# Introducing scuds ( Hyalella azteca) to snail tank.



## Konsa (8 May 2017)

Hello 
As per title thinking of culturing some scuds for my Asellus puffers to provide some diet variety. 
Will it be good idea to introduce them to my snail breeding planted tank (modified Betta duo)as I read that they may eat the plants and even the snails.
The tank is heavily fed on daily basis and there is plenty of debris for the scuds to feed of.
My idea is to use them as cleaning crew to  help break the snails waste as thay are messy with that much food.My worries are about the baby snails and plants 
Any advice highly welcome 
Regards Konstantin


----------



## dw1305 (9 May 2017)

Hi all, 





Konsa said:


> Will it be good idea to introduce them to my snail breeding planted tank (modified Betta duo) as I read that they may eat the plants and even the snails.

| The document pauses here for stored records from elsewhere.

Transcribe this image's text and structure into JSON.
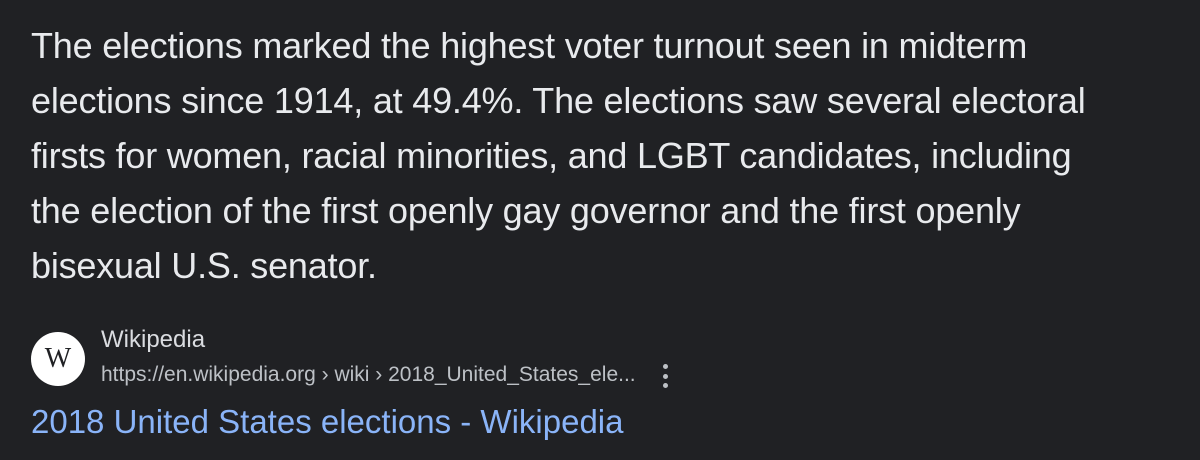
{
  "snippet": {
    "lines": [
      "The elections marked the highest voter turnout seen in midterm",
      "elections since 1914, at 49.4%. The elections saw several electoral",
      "firsts for women, racial minorities, and LGBT candidates, including",
      "the election of the first openly gay governor and the first openly",
      "bisexual U.S. senator."
    ]
  },
  "source": {
    "favicon_letter": "W",
    "favicon_icon": "wikipedia-icon",
    "site_name": "Wikipedia",
    "url": "https://en.wikipedia.org › wiki › 2018_United_States_ele...",
    "more_icon": "more-vert-icon"
  },
  "result": {
    "title": "2018 United States elections - Wikipedia"
  },
  "colors": {
    "background": "#202124",
    "text": "#e8eaed",
    "link": "#8ab4f8",
    "secondary_text": "#bdc1c6"
  }
}
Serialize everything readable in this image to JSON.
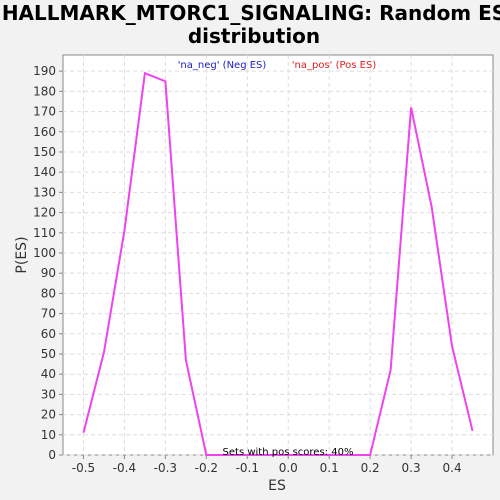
{
  "chart_data": {
    "type": "line",
    "title_line1": "HALLMARK_MTORC1_SIGNALING: Random ES",
    "title_line2": "distribution",
    "xlabel": "ES",
    "ylabel": "P(ES)",
    "xlim": [
      -0.55,
      0.5
    ],
    "ylim": [
      0,
      198
    ],
    "x_ticks": [
      -0.5,
      -0.4,
      -0.3,
      -0.2,
      -0.1,
      0.0,
      0.1,
      0.2,
      0.3,
      0.4
    ],
    "x_tick_labels": [
      "-0.5",
      "-0.4",
      "-0.3",
      "-0.2",
      "-0.1",
      "0.0",
      "0.1",
      "0.2",
      "0.3",
      "0.4"
    ],
    "y_ticks": [
      0,
      10,
      20,
      30,
      40,
      50,
      60,
      70,
      80,
      90,
      100,
      110,
      120,
      130,
      140,
      150,
      160,
      170,
      180,
      190
    ],
    "grid": true,
    "legend": [
      {
        "label": "'na_neg' (Neg ES)",
        "color": "#2020c0"
      },
      {
        "label": "'na_pos' (Pos ES)",
        "color": "#e02020"
      }
    ],
    "series": [
      {
        "color": "#ee44ee",
        "x": [
          -0.5,
          -0.45,
          -0.4,
          -0.35,
          -0.3,
          -0.25,
          -0.2,
          0.2,
          0.25,
          0.3,
          0.35,
          0.4,
          0.45
        ],
        "y": [
          11,
          51,
          111,
          189,
          185,
          47,
          0,
          0,
          42,
          172,
          123,
          54,
          12
        ]
      }
    ],
    "annotation": "Sets with pos scores: 40%"
  }
}
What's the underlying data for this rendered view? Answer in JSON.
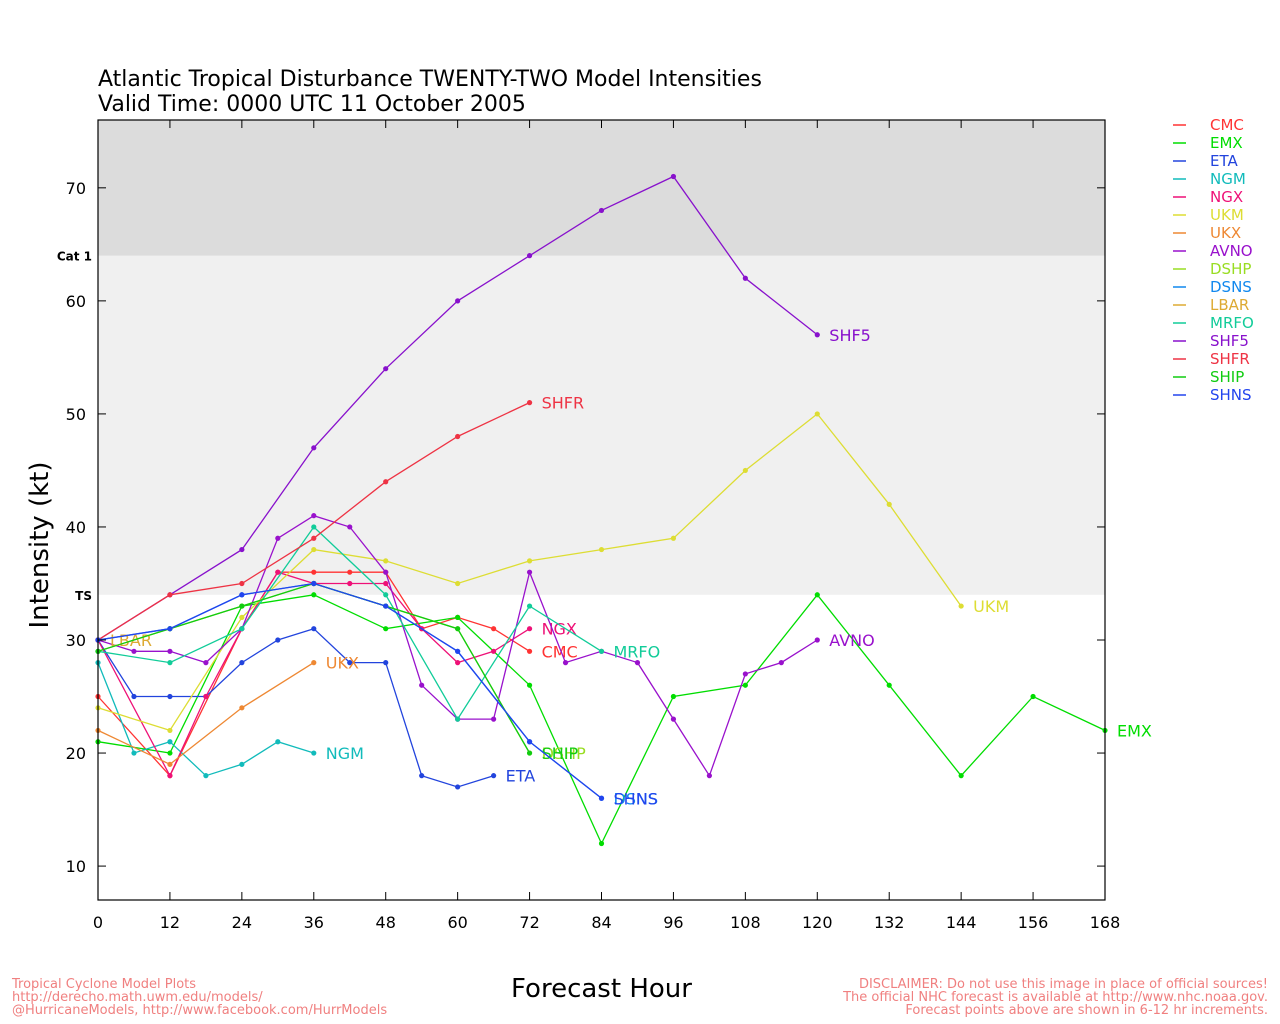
{
  "title_line1": "Atlantic Tropical Disturbance TWENTY-TWO Model Intensities",
  "title_line2": "Valid Time: 0000 UTC 11 October 2005",
  "footer_left": [
    "Tropical Cyclone Model Plots",
    "http://derecho.math.uwm.edu/models/",
    "@HurricaneModels, http://www.facebook.com/HurrModels"
  ],
  "footer_right": [
    "DISCLAIMER: Do not use this image in place of official sources!",
    "The official NHC forecast is available at http://www.nhc.noaa.gov.",
    "Forecast points above are shown in 6-12 hr increments."
  ],
  "chart_data": {
    "type": "line",
    "xlabel": "Forecast Hour",
    "ylabel": "Intensity (kt)",
    "xlim": [
      0,
      168
    ],
    "ylim": [
      7,
      76
    ],
    "xticks": [
      0,
      12,
      24,
      36,
      48,
      60,
      72,
      84,
      96,
      108,
      120,
      132,
      144,
      156,
      168
    ],
    "yticks": [
      10,
      20,
      30,
      40,
      50,
      60,
      70
    ],
    "grid": false,
    "legend_position": "right",
    "bands": [
      {
        "from": 34,
        "to": 64,
        "color": "#f0f0f0"
      },
      {
        "from": 64,
        "to": 76,
        "color": "#dcdcdc"
      }
    ],
    "thresholds": [
      {
        "label": "TS",
        "value": 34
      },
      {
        "label": "Cat 1",
        "value": 64
      }
    ],
    "series": [
      {
        "name": "CMC",
        "color": "#ff3333",
        "x": [
          0,
          12,
          24,
          30,
          36,
          42,
          48,
          54,
          60,
          66,
          72
        ],
        "y": [
          25,
          18,
          31,
          36,
          36,
          36,
          36,
          31,
          32,
          31,
          29
        ],
        "label": {
          "text": "CMC",
          "x": 72,
          "y": 29
        }
      },
      {
        "name": "EMX",
        "color": "#00dd00",
        "x": [
          0,
          12,
          24,
          36,
          48,
          60,
          72,
          84,
          96,
          108,
          120,
          132,
          144,
          156,
          168
        ],
        "y": [
          21,
          20,
          33,
          34,
          31,
          32,
          26,
          12,
          25,
          26,
          34,
          26,
          18,
          25,
          22
        ],
        "label": {
          "text": "EMX",
          "x": 168,
          "y": 22
        }
      },
      {
        "name": "ETA",
        "color": "#2244dd",
        "x": [
          0,
          6,
          12,
          18,
          24,
          30,
          36,
          42,
          48,
          54,
          60,
          66
        ],
        "y": [
          30,
          25,
          25,
          25,
          28,
          30,
          31,
          28,
          28,
          18,
          17,
          18
        ],
        "label": {
          "text": "ETA",
          "x": 66,
          "y": 18
        }
      },
      {
        "name": "NGM",
        "color": "#11bbbb",
        "x": [
          0,
          6,
          12,
          18,
          24,
          30,
          36
        ],
        "y": [
          28,
          20,
          21,
          18,
          19,
          21,
          20
        ],
        "label": {
          "text": "NGM",
          "x": 36,
          "y": 20
        }
      },
      {
        "name": "NGX",
        "color": "#ee1177",
        "x": [
          0,
          12,
          18,
          24,
          30,
          36,
          42,
          48,
          54,
          60,
          66,
          72
        ],
        "y": [
          30,
          18,
          25,
          31,
          36,
          35,
          35,
          35,
          31,
          28,
          29,
          31
        ],
        "label": {
          "text": "NGX",
          "x": 72,
          "y": 31
        }
      },
      {
        "name": "UKM",
        "color": "#dddd33",
        "x": [
          0,
          12,
          24,
          36,
          48,
          60,
          72,
          84,
          96,
          108,
          120,
          132,
          144
        ],
        "y": [
          24,
          22,
          32,
          38,
          37,
          35,
          37,
          38,
          39,
          45,
          50,
          42,
          33
        ],
        "label": {
          "text": "UKM",
          "x": 144,
          "y": 33
        }
      },
      {
        "name": "UKX",
        "color": "#ee8833",
        "x": [
          0,
          12,
          24,
          36
        ],
        "y": [
          22,
          19,
          24,
          28
        ],
        "label": {
          "text": "UKX",
          "x": 36,
          "y": 28
        }
      },
      {
        "name": "AVNO",
        "color": "#9911cc",
        "x": [
          0,
          6,
          12,
          18,
          24,
          30,
          36,
          42,
          48,
          54,
          60,
          66,
          72,
          78,
          84,
          90,
          96,
          102,
          108,
          114,
          120
        ],
        "y": [
          30,
          29,
          29,
          28,
          31,
          39,
          41,
          40,
          36,
          26,
          23,
          23,
          36,
          28,
          29,
          28,
          23,
          18,
          27,
          28,
          30
        ],
        "label": {
          "text": "AVNO",
          "x": 120,
          "y": 30
        }
      },
      {
        "name": "DSHP",
        "color": "#99dd22",
        "x": [
          0,
          12,
          24,
          36,
          48,
          60,
          72
        ],
        "y": [
          29,
          31,
          33,
          35,
          33,
          31,
          20
        ],
        "label": {
          "text": "DSHP",
          "x": 72,
          "y": 20
        }
      },
      {
        "name": "DSNS",
        "color": "#1188ee",
        "x": [
          0,
          12,
          24,
          36,
          48,
          60,
          72,
          84
        ],
        "y": [
          30,
          31,
          34,
          35,
          33,
          29,
          21,
          16
        ],
        "label": {
          "text": "DSNS",
          "x": 84,
          "y": 16
        }
      },
      {
        "name": "LBAR",
        "color": "#ddaa33",
        "x": [
          0
        ],
        "y": [
          30
        ],
        "label": {
          "text": "LBAR",
          "x": 0,
          "y": 30
        }
      },
      {
        "name": "MRFO",
        "color": "#11cc99",
        "x": [
          0,
          12,
          24,
          36,
          48,
          60,
          72,
          84
        ],
        "y": [
          29,
          28,
          31,
          40,
          34,
          23,
          33,
          29
        ],
        "label": {
          "text": "MRFO",
          "x": 84,
          "y": 29
        }
      },
      {
        "name": "SHF5",
        "color": "#8811cc",
        "x": [
          0,
          12,
          24,
          36,
          48,
          60,
          72,
          84,
          96,
          108,
          120
        ],
        "y": [
          30,
          34,
          38,
          47,
          54,
          60,
          64,
          68,
          71,
          62,
          57
        ],
        "label": {
          "text": "SHF5",
          "x": 120,
          "y": 57
        }
      },
      {
        "name": "SHFR",
        "color": "#ee3344",
        "x": [
          0,
          12,
          24,
          36,
          48,
          60,
          72
        ],
        "y": [
          30,
          34,
          35,
          39,
          44,
          48,
          51
        ],
        "label": {
          "text": "SHFR",
          "x": 72,
          "y": 51
        }
      },
      {
        "name": "SHIP",
        "color": "#11cc11",
        "x": [
          0,
          12,
          24,
          36,
          48,
          60,
          72
        ],
        "y": [
          29,
          31,
          33,
          35,
          33,
          31,
          20
        ],
        "label": {
          "text": "SHIP",
          "x": 72,
          "y": 20
        }
      },
      {
        "name": "SHNS",
        "color": "#2244ee",
        "x": [
          0,
          12,
          24,
          36,
          48,
          60,
          72,
          84
        ],
        "y": [
          30,
          31,
          34,
          35,
          33,
          29,
          21,
          16
        ],
        "label": {
          "text": "SHNS",
          "x": 84,
          "y": 16
        }
      }
    ]
  }
}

I haven't kept _Hyalella (_they don't enjoy soft water_),_ but I think they are <"pretty omnivorous">, and the (relatively) closely related _<"Dikerogammarus_"> is the "Killer shrimp" ._ 
_
I have both _<"Asellus aquaticus">_ and _<"Crangonyx pseudogracilis"> _and they are plant (and snail) safe_. _You are more than welcome to a starter pack of these.

cheers Darrel


----------



## Konsa (9 May 2017)

Thank you Darrel.
Will do a bit of reading on them and finish decorating here.Once I manage to put all tanks back in place will pm .
Regards Konsa


----------